A URI template is a string containing any text you wish to include in every URI along with one or more expressions surrounded by single braces. Each expression must refer to either a top-level field name in the JSON representation of a record, or it must be a JSON Pointer expression that points to a non-empty value in the JSON representation.

For example, consider an employee data source where the JSON representation of each record from that data source has top-level fields of id and last_name. You could configure a URI for each document using the following option:

--uri-template "/employee/{id}/{last_name}.json"

A JSON Pointer expression is useful in conjunction with the optional --json-root-name option for defining a root field name in each JSON document. For example, using the above example, you may want each employee document to have a single root field of “employee” so that each document is more self-describing. The URI template will be evaluated against a JSON document with this root field applied, so you would need to use JSON Pointer expressions to refer to the id and last_name values:

--json-root-name employee --uri-template "/employee/{/employee/id}/{/employee/last_name}.json"

The following techniques can assist you with writing a URI template:

  1. Run the import command with --limit 1 to write a single JSON document to MarkLogic. You can then see the JSON fields that can be referenced in your template.
  2. Run the import command with --preview 1 to see a tabular representation of a single record read from the command’s data source. This also helps you understand the fields that can be referenced in your template.
  3. Consider using an options file, as the inclusion of sequences such as "{/ can be mis-interpreted by some shell environments.

Configuring document metadata

When writing documents, you can configure any number of collections, any number of permissions, and a temporal collection. Collections are useful for organizing documents into related sets and provide a convenient mechanism for queries. You will typically want to configure at least one set of read and update permissions for your documents to ensure that non-admin users can access your data.

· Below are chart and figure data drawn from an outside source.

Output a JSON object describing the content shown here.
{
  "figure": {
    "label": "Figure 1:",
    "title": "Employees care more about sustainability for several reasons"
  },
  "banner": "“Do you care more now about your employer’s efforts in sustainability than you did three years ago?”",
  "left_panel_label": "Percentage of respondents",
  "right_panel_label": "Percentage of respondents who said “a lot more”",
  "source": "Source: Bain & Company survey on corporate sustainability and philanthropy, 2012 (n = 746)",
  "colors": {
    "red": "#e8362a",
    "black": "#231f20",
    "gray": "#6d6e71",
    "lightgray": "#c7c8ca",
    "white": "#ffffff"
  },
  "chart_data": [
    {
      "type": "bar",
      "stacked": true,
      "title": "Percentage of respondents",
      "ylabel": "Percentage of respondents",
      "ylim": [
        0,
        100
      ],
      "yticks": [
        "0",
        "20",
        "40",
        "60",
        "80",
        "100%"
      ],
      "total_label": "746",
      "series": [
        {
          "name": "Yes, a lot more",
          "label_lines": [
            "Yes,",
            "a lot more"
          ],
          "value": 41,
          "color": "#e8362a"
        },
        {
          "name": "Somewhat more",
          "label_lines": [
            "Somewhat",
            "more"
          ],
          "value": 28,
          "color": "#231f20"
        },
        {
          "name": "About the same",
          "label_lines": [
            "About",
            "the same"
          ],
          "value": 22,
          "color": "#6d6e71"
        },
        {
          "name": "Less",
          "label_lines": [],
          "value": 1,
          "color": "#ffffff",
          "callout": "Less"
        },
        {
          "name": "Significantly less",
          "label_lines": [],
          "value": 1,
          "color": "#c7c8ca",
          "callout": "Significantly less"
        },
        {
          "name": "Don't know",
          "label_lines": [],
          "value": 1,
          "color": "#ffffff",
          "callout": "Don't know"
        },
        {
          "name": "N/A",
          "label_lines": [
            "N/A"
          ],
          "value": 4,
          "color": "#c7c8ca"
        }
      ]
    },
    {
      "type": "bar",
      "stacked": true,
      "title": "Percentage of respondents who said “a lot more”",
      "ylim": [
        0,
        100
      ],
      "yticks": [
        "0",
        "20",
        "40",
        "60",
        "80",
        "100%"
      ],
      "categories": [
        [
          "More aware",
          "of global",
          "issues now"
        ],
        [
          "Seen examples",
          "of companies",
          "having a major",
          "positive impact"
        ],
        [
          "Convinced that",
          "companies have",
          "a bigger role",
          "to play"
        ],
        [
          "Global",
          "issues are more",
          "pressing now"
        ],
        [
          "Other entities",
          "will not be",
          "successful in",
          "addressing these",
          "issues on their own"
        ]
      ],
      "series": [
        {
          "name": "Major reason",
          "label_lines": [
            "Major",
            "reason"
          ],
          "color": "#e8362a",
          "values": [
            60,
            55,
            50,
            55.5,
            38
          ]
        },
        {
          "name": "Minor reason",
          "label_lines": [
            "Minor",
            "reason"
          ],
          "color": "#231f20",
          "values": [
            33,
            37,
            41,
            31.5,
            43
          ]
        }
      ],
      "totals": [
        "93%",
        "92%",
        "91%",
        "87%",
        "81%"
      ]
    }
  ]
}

A temporal collection is only necessary when leveraging MarkLogic’s support for querying bi-temporal data.

Each of the above types of metadata can be configured via the following options:

Option Description
--collections Comma-delimited list of collection names to add to each document.
--permissions Comma-delimited list of MarkLogic role names and capabilities - e.g. rest-reader,read,rest-writer,update.
--temporal-collection Name of a MarkLogic temporal collection to assign to each document.

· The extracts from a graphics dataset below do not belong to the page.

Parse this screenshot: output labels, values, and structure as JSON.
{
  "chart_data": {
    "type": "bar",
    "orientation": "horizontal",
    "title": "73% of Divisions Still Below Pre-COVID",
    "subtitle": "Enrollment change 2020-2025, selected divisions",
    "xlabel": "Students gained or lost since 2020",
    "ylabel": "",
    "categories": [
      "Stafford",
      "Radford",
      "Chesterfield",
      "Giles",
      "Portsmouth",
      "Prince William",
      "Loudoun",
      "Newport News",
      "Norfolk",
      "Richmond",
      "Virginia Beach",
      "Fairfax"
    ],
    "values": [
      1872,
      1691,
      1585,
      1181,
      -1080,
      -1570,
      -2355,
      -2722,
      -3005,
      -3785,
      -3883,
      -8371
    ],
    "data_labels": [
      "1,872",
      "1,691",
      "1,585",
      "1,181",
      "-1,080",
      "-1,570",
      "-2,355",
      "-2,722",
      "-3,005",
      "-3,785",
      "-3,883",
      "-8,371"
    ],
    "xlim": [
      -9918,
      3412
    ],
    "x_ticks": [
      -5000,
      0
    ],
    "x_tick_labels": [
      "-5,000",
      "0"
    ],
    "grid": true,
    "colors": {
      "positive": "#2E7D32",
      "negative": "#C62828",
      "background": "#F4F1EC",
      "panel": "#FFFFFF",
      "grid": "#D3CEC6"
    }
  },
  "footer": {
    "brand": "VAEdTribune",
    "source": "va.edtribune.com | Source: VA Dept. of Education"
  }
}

The following shows an example of each option:

--collections employees,imported-data \
--permissions my-reader-role,read,my-writer-role,update \
--temporal-collection my-temporal-data

Building a RAG data pipeline

Retrieval-augmented generation, or RAG, with MarkLogic depends on preparing data so that the most relevant chunks of text for a user’s question can be sent to a Large Language Model, or LLM. Starting with release 1.2.0, Flux supports the construction of a data pipeline by splitting the text in a document into chunks and adding a vector embedding to each chunk while importing data. Please see the guide on splitting text and the guide on adding embeddings for more information.

Transforming content

For each import command, you can apply a MarkLogic REST transform to each document before it is written. A transform is configured via the following options:

Option Description
--transform Name of a MarkLogic REST transform to apply to the document before writing it.
--transform-params Comma-delimited list of transform parameter names and values - e.g. param1,value1,param2,value2.
--transform-params-delimiter Delimiter for --transform-params; typically set when a value contains a comma.

The following shows an example of each option:

--transform my-transform
--transform-params param1;value1;param2;value2
--transform-params-delimiter ;

The above link for REST transforms includes instructions on manually installing a transform. If you are using ml-gradle to deploy an application to MarkLogic, you can let ml-gradle automatically install your transform.